I’m excited to share the new version of my color scheme — Squirrelsong. It’s a low-contrast light and dark code scheme and UI theme for web developers.
I don’t like distractions, and most themes are too bright for me, especially the current trend in UI design (the new “minimalistic” JetBrains UI, for example). That’s why created the first version of Squirrelsong seven years ago, and was using it since then mostly unchanged. It was pretty but quite random.
In the past two months, I’ve rebuilt it almost from scratch, made it more consistent across different apps and programming languages, and added code themes for many more apps, as well as UI themes.
Here’s the light version:
And here’s the dark:
Get the theme for your editor, terminal, or app
Why Squirrelsong?
1. Low contrast with great readability
Most themes, especially dark ones, have very high contrast which makes them tiring for the eyes.
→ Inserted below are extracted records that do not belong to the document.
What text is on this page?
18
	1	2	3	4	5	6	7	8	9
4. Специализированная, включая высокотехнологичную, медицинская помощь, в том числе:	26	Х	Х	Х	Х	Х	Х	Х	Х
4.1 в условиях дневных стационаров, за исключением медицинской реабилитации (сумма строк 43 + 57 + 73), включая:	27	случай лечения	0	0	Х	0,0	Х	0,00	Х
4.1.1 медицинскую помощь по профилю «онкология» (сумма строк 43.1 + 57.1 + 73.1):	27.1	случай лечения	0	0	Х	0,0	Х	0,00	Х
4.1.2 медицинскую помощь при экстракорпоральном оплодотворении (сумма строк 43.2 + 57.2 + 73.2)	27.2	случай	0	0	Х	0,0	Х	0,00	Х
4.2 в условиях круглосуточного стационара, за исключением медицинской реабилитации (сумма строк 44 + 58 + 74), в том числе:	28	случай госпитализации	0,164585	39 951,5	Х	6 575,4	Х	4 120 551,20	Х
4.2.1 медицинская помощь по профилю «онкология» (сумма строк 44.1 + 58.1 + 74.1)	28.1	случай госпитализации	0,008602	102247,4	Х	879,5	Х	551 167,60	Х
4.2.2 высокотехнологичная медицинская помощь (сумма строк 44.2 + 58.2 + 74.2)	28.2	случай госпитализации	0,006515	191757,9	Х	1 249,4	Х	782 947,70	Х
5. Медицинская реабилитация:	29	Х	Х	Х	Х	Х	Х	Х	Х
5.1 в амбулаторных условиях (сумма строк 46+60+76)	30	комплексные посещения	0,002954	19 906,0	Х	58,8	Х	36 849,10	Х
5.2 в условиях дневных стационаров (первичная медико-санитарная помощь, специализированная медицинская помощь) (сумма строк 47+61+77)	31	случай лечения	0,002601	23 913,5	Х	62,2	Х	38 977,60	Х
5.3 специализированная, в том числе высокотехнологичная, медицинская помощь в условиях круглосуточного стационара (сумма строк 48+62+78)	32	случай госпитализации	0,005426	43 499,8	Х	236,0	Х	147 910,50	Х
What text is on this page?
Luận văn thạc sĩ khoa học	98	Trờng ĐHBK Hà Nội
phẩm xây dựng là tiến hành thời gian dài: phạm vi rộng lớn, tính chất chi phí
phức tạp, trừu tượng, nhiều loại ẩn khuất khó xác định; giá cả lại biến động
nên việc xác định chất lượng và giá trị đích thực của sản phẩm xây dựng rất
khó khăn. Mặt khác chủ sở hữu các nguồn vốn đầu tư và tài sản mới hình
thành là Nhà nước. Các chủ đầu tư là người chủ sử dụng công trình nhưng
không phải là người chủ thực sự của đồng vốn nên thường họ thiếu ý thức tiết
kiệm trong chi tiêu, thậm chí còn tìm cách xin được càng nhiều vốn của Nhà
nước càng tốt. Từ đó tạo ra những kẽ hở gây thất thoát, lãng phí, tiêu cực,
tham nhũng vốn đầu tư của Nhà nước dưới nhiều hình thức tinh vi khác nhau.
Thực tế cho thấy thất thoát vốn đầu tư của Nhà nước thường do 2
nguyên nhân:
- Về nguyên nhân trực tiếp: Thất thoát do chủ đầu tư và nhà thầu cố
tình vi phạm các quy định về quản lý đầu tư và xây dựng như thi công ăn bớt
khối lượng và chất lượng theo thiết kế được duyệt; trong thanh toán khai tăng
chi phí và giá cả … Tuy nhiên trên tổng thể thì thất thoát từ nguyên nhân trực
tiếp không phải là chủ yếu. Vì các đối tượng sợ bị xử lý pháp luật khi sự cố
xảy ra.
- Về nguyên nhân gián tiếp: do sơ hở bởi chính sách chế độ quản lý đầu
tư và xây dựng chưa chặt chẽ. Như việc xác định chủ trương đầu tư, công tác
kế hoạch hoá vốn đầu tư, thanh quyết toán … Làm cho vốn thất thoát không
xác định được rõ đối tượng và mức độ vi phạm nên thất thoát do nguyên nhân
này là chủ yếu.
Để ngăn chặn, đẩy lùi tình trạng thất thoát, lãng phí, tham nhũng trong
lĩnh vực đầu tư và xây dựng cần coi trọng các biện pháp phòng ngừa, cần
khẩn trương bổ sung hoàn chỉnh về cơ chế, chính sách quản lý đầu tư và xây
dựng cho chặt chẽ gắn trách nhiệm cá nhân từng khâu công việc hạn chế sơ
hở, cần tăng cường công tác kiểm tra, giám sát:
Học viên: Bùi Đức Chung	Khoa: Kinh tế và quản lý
Squirrelsong themes are low contrast but still provide enough color and style variety to distinguish various elements of the code and avoid long chains of code printed in the same style.
2. Made for web developers
Carefully crafted syntax highlighting for JavaScript, TypeScript, HTML, CSS, Sass, styled-components, Markdown, JSON, XML, React, and Astro. Also, works well with PHP, Python, Ruby, Rust, Java, Swift, etc.
3. Monochrome Markdown styles
Inspired by iA Writer, Markdown is styled in shades of gray to avoid distractions while writing your next blog post, documentation, or book.
4. Consistent highlighting of different programming languages
Colors and styles are consistent among different programming languages: for example, this
in TypeScript is styled the same way as $this
in PHP and self
in Python or Rust. HTML looks the same as JSX in React or markup in Astro components.
5. Non-distracting UI
Custom UI for Visual Studio Code, JetBrains IDEs, and other apps without oversaturated bright colors to keep you focused on your code.